Allerdings leistete sich Schwarz-Gelb in dieser Partie auch immer wieder kleine Schwächen, die für höchste Gefahr sorgten. So musste Hakimi einen Ballverlust von Hakimi begradigen (10.), ehe der gleiche Hakimi mit Torwart Roman Bürki zusammenprallte und so beinahe Vedad Ibisevic die Chance zum Tor eröffnete (35.). Dahoud war weniger Glück beschieden: Im Anschluss an seinen verheerenden Fehlpass an der Mittelinie konterte Hertha über Mittelstädt – und traf durch Salomon Kalou zum 1:1 (41.). Die ersten Chance der zweiten Halbzeit besaß wieder der Gast – erneut nach einem Dortmunder Abspielfehler: Doch Kalou schoss den Ball volley über das Tor (47.).
Danach allerdings übernahm der Tabellenführer wieder entschlossen das Spielgeschehen. Der Kopfball von Lukasz Piszczek nach einer Ecke geriet noch zu ungenau (51.). Deutlich gefährlicher war der Vorstoß des erneut offensiv überzeugenden (defensiv aber bisweilen sorglosen) Hakimi, der nach Pass von Axel Witsel frei vor dem Berliner Tor auftauchte, den Ball aber ans Außennetz setzte (58.). Das Dortmunder Warten auf die erneute Führung hatte kurze Zeit danach aber ein Ende: Hakimi spielte den Ball von außen Richtung Berliner Tor, Reus verpasste knapp, doch sein Scheitern entpuppte sich als zauberhafte Finte, in deren Folge Jadon Sancho völlig unbehelligt von irgendeinem Berliner zum 2:1 einschieben konnte (61.). In den vergangenen fünf Bundesligaspielen war Sancho damit an acht Treffern direkt beteiligt (vier Treffer und vier Vorlagen). Erstaunliche Werte für einen 18-Jährigen.

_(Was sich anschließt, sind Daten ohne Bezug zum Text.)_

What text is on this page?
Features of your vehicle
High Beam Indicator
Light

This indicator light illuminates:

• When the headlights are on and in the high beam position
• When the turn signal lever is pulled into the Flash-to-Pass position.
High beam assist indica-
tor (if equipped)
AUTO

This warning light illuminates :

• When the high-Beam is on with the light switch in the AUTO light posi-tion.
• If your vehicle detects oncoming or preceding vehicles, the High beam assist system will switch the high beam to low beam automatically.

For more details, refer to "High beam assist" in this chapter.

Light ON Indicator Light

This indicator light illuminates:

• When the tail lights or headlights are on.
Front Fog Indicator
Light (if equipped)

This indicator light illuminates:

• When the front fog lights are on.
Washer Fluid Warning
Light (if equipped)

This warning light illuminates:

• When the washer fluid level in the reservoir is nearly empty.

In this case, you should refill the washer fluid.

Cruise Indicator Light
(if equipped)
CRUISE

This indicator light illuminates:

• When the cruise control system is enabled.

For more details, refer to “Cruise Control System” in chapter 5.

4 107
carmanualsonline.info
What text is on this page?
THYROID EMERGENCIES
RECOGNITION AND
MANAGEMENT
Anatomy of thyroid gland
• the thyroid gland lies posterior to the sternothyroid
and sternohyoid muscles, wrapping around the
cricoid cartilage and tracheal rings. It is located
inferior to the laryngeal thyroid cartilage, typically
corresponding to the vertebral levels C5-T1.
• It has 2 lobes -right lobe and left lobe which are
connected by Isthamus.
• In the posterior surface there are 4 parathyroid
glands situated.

Berlin hatte auf den erneuten Rückstand kaum eine Antwort, sondern sah sich viel eher weiter in die Defensive gezwungen. Fabian Lustenberger musste einen Reus-Schuss am Fünfmeterraum entschärfen (75.). Und das Verzweiflungsrisiko auf den schwarz-gelben Tribünen wuchs noch: Guerreiro lief nach Vorlage von Dahoud frei auf Jarstein zu, scheiterte aber am Hertha-Keeper (78.). Und auch der eingewechselte Jacob Bruun Larsen schoss nach Reus-Querpass sträflich vorbei (86.). Diese Versäumnisse sollten sich rächen: Erst musste Bürki gegen einen Kopfball von Selke parieren (88.), dann ließ der Dortmunder Torwart einen Ball fallen, das sichere Gegentor verhinderte Abdou Diallo mit dem Kopf (89.). Doch nur Sekunden später verlor Dan-Axel Zagadou den eigentlich schon gewonnen Zweikampf gegen Selke im Strafraum. Der Dortmunder Verteidiger packte zu, zog – und wurde bestraft. Den fälligen Elfmeter verwandelte Kalou zum 2:2.